The Watershed School chose its name in part due to the pragmatic implications of the natural science and interdisciplinary thematic units designed based upon the ecological systems within our Tanana Valley Watershed. The word “watershed” lends itself to the metaphor of an interconnected community of people as well. Using our watershed as a backdrop, The Watershed School utilizes solid educational strategies that will lead to high levels of student learning in a highly motivating atmosphere.
 
3. The Public Process
 
Problem Solving:
We feel strongly about place-based topics being cognitively and emotionally appropriate for the age of the child. As mentioned earlier, The Watershed School models its philosophy on the notion that children are capable of understanding immediate experiences when they are young and then gradually expand their awareness to larger and more distant topics of study as they mature. As early as kindergarten, our students will be encouraged to take part in problem solving activities. In kindergarten it may take form as solving the challenge of “cleanup time,” or perhaps they may determine the best way to organize a class set of leaf samples. By third grade children will address school-wide challenges such as recycling, conserving energy, and other positive issues. By fifth grade, students might be solving schoolyard habitat restoration challenges along Deadman Slough and come up with an environmentally sound erosion control plan. Sixth graders could address needs of the local food bank. Our middle school students might choose to explore opportunities to address an invasive plant species issue in the University of Alaska Arboretum. Although Watershed School’s 7th and 8th curriculum has students studying state, national, and international topics by this age, the focus of engaged hand-on projects appropriate for “community problem solving and decision making” will still primarily be local.
 
Engaging children in meaningful problem-solving curriculum involves the use of some thoughtful structures. It is a well thought out curricular technique that leads to meaningful student outcomes. Throughout the curriculum, The Watershed School will present opportunities for students to address real-life problems and issues of classroom, school, and community.
 
Problem-based learning is a combination of high quality curriculum content that is meshed with a process of analysis and inquiry. The curriculum consists of carefully selected and designed problems that demand from the learner acquisition of knowledge of content, problem solving proficiency, self-directed learning strategies, and team participation skills. The process is designed to build skills used in a general approach to resolving problems or meeting challenges that are encountered in life and career.

Decision-making skills:
Here The Watershed School engages students in the policy-making processes of their communities and governmental institutions. In the field of place-based education students explore the process by which groups of people make decisions. Political science will become an integral part of out 5-8th grade social science curriculum. The study of political behavior will be examined and the acquisition and application of power will be explored through actual local scenarios and played out in classroom role-playing simulations.

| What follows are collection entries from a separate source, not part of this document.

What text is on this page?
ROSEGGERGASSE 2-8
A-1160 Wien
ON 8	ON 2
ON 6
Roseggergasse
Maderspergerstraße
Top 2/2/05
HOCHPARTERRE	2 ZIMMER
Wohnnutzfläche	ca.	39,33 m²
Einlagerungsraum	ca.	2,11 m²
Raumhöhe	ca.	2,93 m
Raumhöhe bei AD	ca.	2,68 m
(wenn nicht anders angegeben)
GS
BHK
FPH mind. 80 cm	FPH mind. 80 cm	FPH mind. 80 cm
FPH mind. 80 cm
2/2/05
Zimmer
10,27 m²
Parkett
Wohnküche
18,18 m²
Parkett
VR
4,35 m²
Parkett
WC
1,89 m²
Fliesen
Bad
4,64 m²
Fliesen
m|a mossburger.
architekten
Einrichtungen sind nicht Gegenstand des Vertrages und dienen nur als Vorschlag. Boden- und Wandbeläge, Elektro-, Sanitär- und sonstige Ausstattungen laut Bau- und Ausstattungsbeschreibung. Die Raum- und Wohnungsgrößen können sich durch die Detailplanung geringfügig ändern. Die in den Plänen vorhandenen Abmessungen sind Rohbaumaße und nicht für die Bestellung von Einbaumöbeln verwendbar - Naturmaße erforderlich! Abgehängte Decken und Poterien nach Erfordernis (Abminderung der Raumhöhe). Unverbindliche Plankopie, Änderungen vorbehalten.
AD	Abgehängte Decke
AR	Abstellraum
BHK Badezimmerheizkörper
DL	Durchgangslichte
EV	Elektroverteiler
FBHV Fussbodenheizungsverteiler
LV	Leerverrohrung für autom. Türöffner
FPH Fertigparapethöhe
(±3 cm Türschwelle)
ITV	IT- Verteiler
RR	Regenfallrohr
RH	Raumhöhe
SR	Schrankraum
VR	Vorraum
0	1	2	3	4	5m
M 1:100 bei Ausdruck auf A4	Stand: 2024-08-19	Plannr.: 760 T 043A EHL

Although focus will often be applied to the operation of government, with first emphasis on local government, in reality, at The Watershed School the democratic political process will be observed in all of the children’s group interactions, including classroom structure, community organizations, informal social groups, corporate and educational institutions. When studying the governmental actions of our local institutions, students in the intermediate through middle school grades will explore the political realities, with focus on case studies, simulations, and current events. Critical analysis will consist of investigation into the methods and tactics used to develop and apply public policy in our community. In the middle school years this will expand to focus more specifically on the students’ actual future roles as both policy-makers and constituents.
 
4. Local economy:

The Watershed School helps combat loss of young people from our community due to the perceived lack of viable economic opportunities. We will address the perception that youth must leave our valley to find fulfilling lifestyles and meaningful adult employment. This is not an easy task. It requires unique approaches to education crossing traditional boundaries of community. The avenues between school and community must be open to empower community resources. At The Watershed School, educators regularly reach out to solicit support from community members to further curriculum goals. By doing this, students become aware of the great professional diversity we have in the Tanana Valley. In addition, students must become aware that they are a valuable resource to the community. By creating useful products of their education, students will “give back” to the community and understand that they are valued members of this community. This will help create a two-lane between school and the community rather than perpetuating one-way street out-of-town it often is for our young people today.